Seven in ten say that more affordable child care would benefit Michigan’s economy and the same margin believes ARP funds should be spent on high-speed internet improvements. Other top priorities for investment include:
“As the Michigan economy continues to recover from the pandemic, this poll shows clearly that Michigan voters have a big appetite for investing in Michigan’s workers and families and view a range of public investments as effective ways to improve the economy, including high-speed internet, affordable child care, job training, workplace safety, and affordable college,” said TargetSmart pollster Ben Lazarus.

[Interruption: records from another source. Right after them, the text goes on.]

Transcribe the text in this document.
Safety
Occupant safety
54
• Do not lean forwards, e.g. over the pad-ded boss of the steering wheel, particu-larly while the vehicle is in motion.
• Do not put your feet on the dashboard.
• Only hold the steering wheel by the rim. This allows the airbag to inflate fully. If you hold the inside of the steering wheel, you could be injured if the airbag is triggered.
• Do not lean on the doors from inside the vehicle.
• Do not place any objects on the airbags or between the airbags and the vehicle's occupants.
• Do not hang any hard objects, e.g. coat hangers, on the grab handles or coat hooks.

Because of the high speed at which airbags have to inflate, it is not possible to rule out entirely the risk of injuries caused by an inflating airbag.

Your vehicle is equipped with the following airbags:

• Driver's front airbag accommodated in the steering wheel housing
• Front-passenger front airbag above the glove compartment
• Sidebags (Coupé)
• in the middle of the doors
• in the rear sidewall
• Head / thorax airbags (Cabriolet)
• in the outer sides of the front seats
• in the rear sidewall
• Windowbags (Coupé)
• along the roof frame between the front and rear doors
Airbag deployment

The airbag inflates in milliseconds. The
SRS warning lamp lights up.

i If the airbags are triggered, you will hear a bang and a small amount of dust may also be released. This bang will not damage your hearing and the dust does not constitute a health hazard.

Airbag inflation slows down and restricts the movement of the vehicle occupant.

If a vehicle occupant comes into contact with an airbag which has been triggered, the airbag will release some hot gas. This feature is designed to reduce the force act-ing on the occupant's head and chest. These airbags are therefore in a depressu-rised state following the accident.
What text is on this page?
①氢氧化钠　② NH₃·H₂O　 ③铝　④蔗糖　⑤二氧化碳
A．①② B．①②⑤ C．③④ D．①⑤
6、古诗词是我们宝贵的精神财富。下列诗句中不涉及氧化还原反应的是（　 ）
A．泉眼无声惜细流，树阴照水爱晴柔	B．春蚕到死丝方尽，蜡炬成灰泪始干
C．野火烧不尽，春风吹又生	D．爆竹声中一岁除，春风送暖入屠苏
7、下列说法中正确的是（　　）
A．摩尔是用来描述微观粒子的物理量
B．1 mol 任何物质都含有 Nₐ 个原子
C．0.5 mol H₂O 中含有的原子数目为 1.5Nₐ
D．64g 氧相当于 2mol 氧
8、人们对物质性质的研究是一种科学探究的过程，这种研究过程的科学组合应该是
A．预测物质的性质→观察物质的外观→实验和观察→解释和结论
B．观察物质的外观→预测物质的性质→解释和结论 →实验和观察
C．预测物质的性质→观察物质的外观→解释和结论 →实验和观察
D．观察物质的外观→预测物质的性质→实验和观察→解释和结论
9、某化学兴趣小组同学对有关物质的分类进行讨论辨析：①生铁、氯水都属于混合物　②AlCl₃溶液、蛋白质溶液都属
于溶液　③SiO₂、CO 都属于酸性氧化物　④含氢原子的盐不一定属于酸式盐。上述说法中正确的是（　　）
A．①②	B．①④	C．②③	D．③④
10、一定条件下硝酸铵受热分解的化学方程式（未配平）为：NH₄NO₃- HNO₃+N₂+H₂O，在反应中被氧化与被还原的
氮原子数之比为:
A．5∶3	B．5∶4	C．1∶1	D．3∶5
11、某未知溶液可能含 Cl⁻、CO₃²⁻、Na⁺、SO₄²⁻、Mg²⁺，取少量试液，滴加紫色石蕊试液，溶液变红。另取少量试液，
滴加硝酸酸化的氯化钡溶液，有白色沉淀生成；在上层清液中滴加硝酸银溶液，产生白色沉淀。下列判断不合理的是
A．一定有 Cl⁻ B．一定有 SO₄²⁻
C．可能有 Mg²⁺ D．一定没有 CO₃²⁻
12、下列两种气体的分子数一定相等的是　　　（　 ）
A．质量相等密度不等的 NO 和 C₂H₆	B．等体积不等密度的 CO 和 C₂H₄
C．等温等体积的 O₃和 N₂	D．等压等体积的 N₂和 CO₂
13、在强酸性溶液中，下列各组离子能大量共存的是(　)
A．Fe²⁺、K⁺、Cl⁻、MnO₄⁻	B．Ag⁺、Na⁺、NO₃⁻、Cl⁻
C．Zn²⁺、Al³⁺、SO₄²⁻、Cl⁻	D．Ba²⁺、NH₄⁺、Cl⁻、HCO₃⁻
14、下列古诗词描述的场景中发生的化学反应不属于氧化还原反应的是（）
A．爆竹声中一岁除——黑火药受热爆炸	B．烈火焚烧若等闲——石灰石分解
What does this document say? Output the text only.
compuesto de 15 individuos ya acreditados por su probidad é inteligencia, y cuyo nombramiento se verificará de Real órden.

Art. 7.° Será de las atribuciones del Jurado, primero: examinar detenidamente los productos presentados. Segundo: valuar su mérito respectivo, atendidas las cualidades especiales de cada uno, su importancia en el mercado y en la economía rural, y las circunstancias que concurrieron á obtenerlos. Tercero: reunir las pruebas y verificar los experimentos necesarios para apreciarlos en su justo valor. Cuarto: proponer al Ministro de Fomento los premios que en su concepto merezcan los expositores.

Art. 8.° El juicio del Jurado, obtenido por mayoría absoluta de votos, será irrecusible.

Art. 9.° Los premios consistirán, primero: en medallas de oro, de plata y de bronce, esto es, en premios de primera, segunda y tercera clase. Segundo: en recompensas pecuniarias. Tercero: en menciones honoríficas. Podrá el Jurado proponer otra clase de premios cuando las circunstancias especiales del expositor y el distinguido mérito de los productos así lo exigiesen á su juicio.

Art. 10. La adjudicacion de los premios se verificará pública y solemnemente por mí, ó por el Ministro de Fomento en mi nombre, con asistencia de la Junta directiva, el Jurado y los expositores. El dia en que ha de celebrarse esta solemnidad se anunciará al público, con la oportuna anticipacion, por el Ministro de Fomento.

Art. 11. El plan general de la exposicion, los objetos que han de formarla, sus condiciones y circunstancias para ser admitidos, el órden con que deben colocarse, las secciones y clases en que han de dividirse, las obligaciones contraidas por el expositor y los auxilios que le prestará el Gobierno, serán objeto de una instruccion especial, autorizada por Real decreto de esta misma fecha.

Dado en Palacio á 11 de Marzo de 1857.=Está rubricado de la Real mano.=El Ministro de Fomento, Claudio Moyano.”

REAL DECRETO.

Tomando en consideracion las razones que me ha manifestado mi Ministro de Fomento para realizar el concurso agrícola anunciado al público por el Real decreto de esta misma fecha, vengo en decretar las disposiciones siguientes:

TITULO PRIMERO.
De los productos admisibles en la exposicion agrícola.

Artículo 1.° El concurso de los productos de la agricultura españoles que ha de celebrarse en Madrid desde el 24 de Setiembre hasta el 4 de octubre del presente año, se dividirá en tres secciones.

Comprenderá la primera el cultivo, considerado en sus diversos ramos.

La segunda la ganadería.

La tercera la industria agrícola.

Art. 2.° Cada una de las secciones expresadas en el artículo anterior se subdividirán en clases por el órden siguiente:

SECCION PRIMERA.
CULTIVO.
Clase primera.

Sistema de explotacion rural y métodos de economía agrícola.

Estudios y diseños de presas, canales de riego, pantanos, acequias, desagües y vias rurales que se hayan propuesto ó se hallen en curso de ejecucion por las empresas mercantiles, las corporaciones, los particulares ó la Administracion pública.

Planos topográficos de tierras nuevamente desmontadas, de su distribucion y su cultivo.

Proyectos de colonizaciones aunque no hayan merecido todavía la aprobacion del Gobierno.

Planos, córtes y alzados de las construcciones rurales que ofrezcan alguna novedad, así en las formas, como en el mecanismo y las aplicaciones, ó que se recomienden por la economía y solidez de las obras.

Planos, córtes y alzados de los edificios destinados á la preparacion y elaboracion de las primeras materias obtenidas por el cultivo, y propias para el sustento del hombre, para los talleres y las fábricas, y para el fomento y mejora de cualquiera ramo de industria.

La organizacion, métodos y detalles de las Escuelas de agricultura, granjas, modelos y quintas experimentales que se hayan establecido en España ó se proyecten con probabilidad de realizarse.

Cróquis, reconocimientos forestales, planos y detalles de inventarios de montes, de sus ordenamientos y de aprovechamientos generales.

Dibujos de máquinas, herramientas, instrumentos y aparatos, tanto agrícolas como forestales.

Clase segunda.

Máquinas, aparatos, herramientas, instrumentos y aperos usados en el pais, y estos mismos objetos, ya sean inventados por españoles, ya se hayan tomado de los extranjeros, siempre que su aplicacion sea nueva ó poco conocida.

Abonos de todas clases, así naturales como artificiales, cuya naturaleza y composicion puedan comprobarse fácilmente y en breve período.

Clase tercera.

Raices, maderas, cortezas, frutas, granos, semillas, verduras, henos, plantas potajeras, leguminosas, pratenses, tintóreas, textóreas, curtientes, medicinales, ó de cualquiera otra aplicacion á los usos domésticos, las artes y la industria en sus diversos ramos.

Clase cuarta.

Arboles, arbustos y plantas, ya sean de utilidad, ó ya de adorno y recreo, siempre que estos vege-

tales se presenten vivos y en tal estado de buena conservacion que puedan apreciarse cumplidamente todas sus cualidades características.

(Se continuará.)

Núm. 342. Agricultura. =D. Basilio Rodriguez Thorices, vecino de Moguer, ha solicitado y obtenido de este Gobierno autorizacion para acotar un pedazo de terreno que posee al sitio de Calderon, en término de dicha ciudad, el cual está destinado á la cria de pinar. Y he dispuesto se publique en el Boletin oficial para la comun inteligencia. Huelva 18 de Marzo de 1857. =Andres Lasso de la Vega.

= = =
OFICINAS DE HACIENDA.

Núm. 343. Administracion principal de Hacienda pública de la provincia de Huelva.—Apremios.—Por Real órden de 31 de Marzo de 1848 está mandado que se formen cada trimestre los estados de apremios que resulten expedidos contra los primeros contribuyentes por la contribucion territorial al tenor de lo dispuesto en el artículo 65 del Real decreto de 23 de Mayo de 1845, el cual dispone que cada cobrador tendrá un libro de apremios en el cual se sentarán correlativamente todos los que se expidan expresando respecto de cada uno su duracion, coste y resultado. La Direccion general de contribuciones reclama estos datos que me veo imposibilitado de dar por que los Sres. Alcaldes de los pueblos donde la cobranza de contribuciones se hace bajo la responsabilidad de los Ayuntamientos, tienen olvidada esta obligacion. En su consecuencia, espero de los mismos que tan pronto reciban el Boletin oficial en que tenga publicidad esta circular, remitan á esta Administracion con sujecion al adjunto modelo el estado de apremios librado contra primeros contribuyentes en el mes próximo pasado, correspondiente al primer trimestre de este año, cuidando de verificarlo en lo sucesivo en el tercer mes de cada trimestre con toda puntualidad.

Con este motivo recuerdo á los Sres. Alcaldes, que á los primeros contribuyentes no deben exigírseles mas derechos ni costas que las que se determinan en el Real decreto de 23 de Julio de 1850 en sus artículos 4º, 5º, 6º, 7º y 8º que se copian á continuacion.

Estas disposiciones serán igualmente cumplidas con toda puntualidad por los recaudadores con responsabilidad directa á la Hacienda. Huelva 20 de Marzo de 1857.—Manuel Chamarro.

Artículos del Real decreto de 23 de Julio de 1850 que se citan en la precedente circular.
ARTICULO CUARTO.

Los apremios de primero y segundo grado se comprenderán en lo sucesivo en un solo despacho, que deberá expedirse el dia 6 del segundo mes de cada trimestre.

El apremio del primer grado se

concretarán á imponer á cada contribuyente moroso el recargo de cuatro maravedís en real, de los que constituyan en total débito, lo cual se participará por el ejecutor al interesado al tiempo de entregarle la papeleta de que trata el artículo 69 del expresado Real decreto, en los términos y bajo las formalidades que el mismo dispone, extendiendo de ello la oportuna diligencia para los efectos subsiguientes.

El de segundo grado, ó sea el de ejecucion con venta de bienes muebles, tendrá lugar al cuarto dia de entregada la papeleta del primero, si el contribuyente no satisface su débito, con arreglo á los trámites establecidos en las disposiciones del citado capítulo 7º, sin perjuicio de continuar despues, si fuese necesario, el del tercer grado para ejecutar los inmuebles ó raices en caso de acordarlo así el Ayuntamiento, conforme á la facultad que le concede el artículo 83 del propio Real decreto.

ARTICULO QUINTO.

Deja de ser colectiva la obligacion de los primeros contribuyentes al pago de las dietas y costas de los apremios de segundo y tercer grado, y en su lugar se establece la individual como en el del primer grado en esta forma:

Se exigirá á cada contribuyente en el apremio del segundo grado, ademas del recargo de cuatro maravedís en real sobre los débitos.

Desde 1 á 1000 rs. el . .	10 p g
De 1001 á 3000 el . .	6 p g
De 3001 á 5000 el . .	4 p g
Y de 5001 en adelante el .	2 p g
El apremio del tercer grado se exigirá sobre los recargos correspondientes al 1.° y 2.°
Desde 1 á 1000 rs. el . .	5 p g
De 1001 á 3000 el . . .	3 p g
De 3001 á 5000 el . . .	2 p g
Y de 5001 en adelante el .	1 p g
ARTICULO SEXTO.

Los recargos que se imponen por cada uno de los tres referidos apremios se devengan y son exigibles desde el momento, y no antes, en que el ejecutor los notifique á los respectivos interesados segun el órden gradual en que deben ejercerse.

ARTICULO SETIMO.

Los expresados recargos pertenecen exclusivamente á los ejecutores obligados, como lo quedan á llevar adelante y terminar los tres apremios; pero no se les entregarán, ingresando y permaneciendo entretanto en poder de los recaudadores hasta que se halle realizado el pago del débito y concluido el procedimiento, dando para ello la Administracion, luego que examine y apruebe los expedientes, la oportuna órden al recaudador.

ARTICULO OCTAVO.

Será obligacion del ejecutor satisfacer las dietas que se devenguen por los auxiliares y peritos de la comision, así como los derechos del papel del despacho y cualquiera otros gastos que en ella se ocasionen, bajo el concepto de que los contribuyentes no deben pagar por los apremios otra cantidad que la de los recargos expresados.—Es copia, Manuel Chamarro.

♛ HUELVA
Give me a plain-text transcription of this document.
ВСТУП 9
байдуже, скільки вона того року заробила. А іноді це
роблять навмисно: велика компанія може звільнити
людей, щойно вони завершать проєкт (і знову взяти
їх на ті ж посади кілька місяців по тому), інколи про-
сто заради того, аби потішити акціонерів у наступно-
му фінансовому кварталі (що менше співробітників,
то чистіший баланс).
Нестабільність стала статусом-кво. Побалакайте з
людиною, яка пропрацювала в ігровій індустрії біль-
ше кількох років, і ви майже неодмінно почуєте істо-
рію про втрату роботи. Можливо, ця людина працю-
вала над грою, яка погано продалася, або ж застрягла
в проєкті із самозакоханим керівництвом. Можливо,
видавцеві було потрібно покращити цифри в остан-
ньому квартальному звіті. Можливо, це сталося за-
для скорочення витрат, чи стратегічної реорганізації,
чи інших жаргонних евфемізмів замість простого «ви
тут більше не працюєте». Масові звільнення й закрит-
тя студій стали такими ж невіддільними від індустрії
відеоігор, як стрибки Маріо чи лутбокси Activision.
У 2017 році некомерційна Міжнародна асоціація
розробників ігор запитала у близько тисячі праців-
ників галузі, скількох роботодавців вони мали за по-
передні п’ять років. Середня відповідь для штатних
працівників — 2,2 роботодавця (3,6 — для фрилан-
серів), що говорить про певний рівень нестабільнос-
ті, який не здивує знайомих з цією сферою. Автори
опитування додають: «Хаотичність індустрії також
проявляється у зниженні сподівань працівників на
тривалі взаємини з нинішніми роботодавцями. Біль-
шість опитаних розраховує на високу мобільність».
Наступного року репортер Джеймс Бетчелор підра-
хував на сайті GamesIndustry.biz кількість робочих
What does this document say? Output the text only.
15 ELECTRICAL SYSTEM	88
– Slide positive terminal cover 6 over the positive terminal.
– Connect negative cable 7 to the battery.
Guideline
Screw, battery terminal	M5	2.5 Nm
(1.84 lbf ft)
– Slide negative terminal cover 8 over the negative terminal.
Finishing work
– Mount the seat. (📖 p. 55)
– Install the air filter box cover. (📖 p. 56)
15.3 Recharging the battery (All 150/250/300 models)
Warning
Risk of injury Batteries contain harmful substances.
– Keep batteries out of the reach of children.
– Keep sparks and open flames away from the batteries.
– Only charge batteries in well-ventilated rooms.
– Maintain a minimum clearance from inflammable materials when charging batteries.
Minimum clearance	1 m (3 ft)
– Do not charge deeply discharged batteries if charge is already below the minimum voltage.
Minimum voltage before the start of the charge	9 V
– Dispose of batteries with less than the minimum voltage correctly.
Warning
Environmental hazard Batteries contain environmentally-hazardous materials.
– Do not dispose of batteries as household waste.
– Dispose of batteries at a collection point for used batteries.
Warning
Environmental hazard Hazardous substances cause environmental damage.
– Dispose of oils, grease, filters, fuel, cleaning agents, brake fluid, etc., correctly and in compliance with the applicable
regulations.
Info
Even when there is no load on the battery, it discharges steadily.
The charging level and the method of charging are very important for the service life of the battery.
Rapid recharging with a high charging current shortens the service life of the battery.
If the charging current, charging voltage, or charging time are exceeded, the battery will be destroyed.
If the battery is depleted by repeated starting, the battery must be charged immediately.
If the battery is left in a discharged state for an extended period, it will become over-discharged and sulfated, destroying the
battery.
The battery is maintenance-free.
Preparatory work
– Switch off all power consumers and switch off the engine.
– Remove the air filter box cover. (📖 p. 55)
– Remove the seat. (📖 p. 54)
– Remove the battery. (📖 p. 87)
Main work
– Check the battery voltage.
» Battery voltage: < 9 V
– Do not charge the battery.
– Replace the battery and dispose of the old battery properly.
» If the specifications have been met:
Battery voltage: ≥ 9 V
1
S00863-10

The survey also found that an overwhelming number—87%—thought the state government should have a major role in elections and a plurality of 42% would rather build upon the increased access to voting that took place during the pandemic versus focusing on reforms. Independent respondents preferred investing in people over tax cuts by 25 points .
See the full results and analysis. Interviews of 695 registered voters were conducted online and by phone (landline and cell) between June 4-9, 2021. Results were weighted to ensure proportional response and the credibility interval is +/- 4% (higher for subgroups).